I caught on very easily and very quickly over the fact that there are musical tones and canters to what we’re doing in this. You don’t have to play act, but you do have to find it from the inside. And he kept on saying, ‘Tone, tone, tone, we have to hit the right tone’. And we also learnt about mirroring, fore-shadowing, re-shadowing, and doing mirror-images of what we had done earlier. He just said, ‘we want a mirror-image of wat you had done earlier. We want you in the same place, the exact same position, the exact same amount of time.’ I use the term ‘ghosting’, that is if something happens and Clov has to take five steps, and Hamm is sitting there, then we try to do the exact same thing, not once, but two and three times during the course of the play.
There were all of these people who did it before us.
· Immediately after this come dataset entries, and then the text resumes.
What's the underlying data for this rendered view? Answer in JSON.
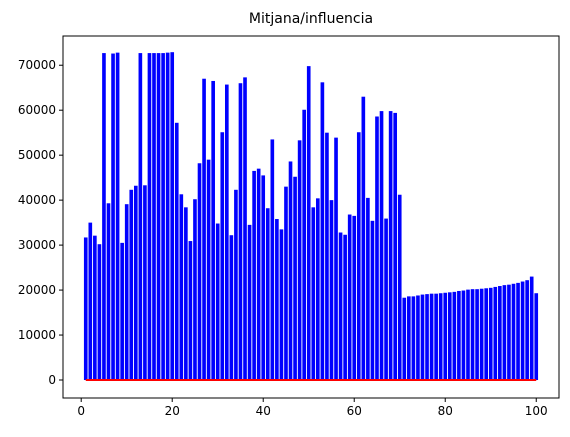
{
  "chart_data": {
    "type": "bar",
    "title": "Mitjana/influencia",
    "xlabel": "",
    "ylabel": "",
    "xlim": [
      -4,
      105
    ],
    "ylim": [
      -4000,
      76500
    ],
    "xticks": [
      0,
      20,
      40,
      60,
      80,
      100
    ],
    "xtick_labels": [
      "0",
      "20",
      "40",
      "60",
      "80",
      "100"
    ],
    "yticks": [
      0,
      10000,
      20000,
      30000,
      40000,
      50000,
      60000,
      70000
    ],
    "ytick_labels": [
      "0",
      "10000",
      "20000",
      "30000",
      "40000",
      "50000",
      "60000",
      "70000"
    ],
    "grid": false,
    "series": [
      {
        "color": "#0000ff",
        "x": [
          1,
          2,
          3,
          4,
          5,
          6,
          7,
          8,
          9,
          10,
          11,
          12,
          13,
          14,
          15,
          16,
          17,
          18,
          19,
          20,
          21,
          22,
          23,
          24,
          25,
          26,
          27,
          28,
          29,
          30,
          31,
          32,
          33,
          34,
          35,
          36,
          37,
          38,
          39,
          40,
          41,
          42,
          43,
          44,
          45,
          46,
          47,
          48,
          49,
          50,
          51,
          52,
          53,
          54,
          55,
          56,
          57,
          58,
          59,
          60,
          61,
          62,
          63,
          64,
          65,
          66,
          67,
          68,
          69,
          70,
          71,
          72,
          73,
          74,
          75,
          76,
          77,
          78,
          79,
          80,
          81,
          82,
          83,
          84,
          85,
          86,
          87,
          88,
          89,
          90,
          91,
          92,
          93,
          94,
          95,
          96,
          97,
          98,
          99,
          100
        ],
        "values": [
          31700,
          35000,
          32100,
          30200,
          72700,
          39300,
          72600,
          72800,
          30500,
          39100,
          42300,
          43200,
          72700,
          43300,
          72700,
          72700,
          72700,
          72700,
          72800,
          72900,
          57200,
          41300,
          38400,
          30900,
          40200,
          48200,
          67000,
          49000,
          66500,
          34800,
          55100,
          65700,
          32200,
          42300,
          66000,
          67300,
          34500,
          46500,
          47000,
          45500,
          38200,
          53500,
          35800,
          33500,
          43000,
          48600,
          45200,
          53300,
          60100,
          69800,
          38400,
          40400,
          66200,
          55000,
          40000,
          53900,
          32800,
          32300,
          36800,
          36500,
          55100,
          63000,
          40500,
          35400,
          58600,
          59800,
          35900,
          59800,
          59400,
          41200,
          18300,
          18600,
          18600,
          18800,
          19000,
          19100,
          19200,
          19200,
          19300,
          19400,
          19500,
          19600,
          19800,
          19900,
          20100,
          20200,
          20200,
          20300,
          20400,
          20500,
          20700,
          20900,
          21100,
          21200,
          21400,
          21600,
          21900,
          22200,
          23000,
          19300
        ]
      },
      {
        "color": "#ff0000",
        "x_start": 1,
        "x_end": 100,
        "value": 0
      }
    ]
  }
}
We did it, when, quote, ‘Sam was an old man’, and things had changed, and his philosophy towards the theatre, his way of looking at the productions had changed, etc., etc. And to this day, too, recognition will never be there because of the stigma of the San Quentin Drama Workshop. We had done it after the initial performances had been done years ago, in the ‘fifties and the ‘sixties, and we will – and I will take this to my grave – we will always be considered third-class citizens because it was . . . Sam in his ageing years had decided to help this group, because of love . . . And because of love, we were hated.